The pathology includes different clinical features, defined according to the type of genetic mutation involved in hemoglobin production: α-thalassemia, associated with alterations of the alpha chain, less common in our country, and β-thalassemia, characterized by a defect in the synthesis of the beta chain. In addition, depending on the severity of the anemia, we can distinguish between a transfusion-dependent form of anemia, i.e. the patient requires regular red blood cell transfusions every 2-4 weeks to maintain adequate hemoglobin levels and prevent organ damage, and a non-transfusion-dependent form, which is characterized by less severe anemia, but over time is still associated with clinical complications related to reduced tissue oxygenation and progressive iron accumulation due to ineffective erythropoiesis.
“Thalassemia is a chronic hereditary disease that involves not only the blood, but also many organs and systems, with significant clinical and psychological impact – explains Maria Domenica Cappellini, honorary professor of Internal Medicine at the University of Milan – Prevention and early diagnosis have reduced the emergence of new cases, but in Italy thousands of people live with this condition and require specialist care throughout their lives. Thanks to advances in transfusion therapy and iron chelation, life expectancy has increased significantly; however, although survival rates have increased, quality of life must remain at the center of our attention. The commitment is to personalize care based on each patient’s age, comorbidities and clinical history, thereby ensuring truly global management.”
Red blood cell transfusion – the note continues – represents the cornerstone of therapy in transfusion-dependent diseases and allows normal growth in children and maintenance of physical activity and work in adults.

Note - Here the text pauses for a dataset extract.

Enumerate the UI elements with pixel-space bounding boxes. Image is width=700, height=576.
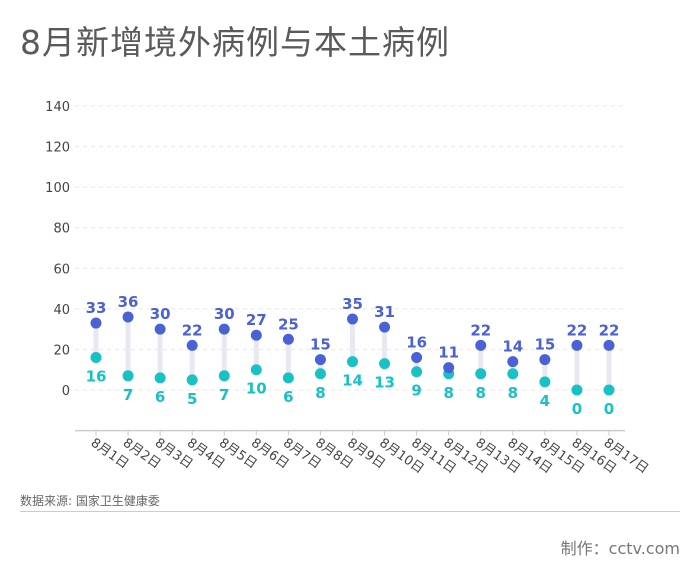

However, the resulting iron accumulation results in the need for ongoing iron chelation therapy to prevent sometimes severe organ complications. Even patients with non-transfusion-dependent forms of the disease can experience complications that require monitoring and therapeutic intervention.
Filomena Longo, director of the UOC Thalassemia and Hemoglobinopathies at Aou Arcispedale Sant’Anna in Ferrara emphasized that the burden of health and psychological care remains high for patients and their families. The need to plan regular transfusions, control of iron overload and frequent instrumental monitoring determines the important complexity of management. In addition, prolongation of survival has led to the emergence of comorbidities such as endocrinopathies, cardiovascular complications and osteoporosis, which require constant multidisciplinarity. Therefore, a network of specialist centers working together synergistically is essential, ensuring continuity of service and uniformity of treatment throughout the country.”
Dependence on transfusions impacts the daily lives of young people, who must adapt therapy to school, family, and social activities. “For most patients, blood represents the first medicine, a medicine that cannot be purchased, but which allows you to live – says Raffaella Origa, professor of Pediatrics at the University of Cagliari – Transfusion aims to allow adequate growth, ensure sufficient oxygenation of the tissues and reduce ineffective medullary erythropoiesis, thus helping to restrain the absorption of iron in the intestine. However, treatment must be accompanied by correct iron chelation therapy to prevent organ toxicity. Therapeutic compliance, which must be maintained throughout life, is an important element and sometimes difficult, especially in younger patients. Research offers new therapeutic opportunities, with drugs capable of increasing hemoglobin levels and reducing the need for transfusions, promoting greater autonomy and better quality of life for patients.” The therapeutic innovations being developed – the experts conclude – aim to further improve the control of anemia and iron overload, with the aim of making the treatment pathway more sustainable and accompanying patients towards a better quality and life expectancy.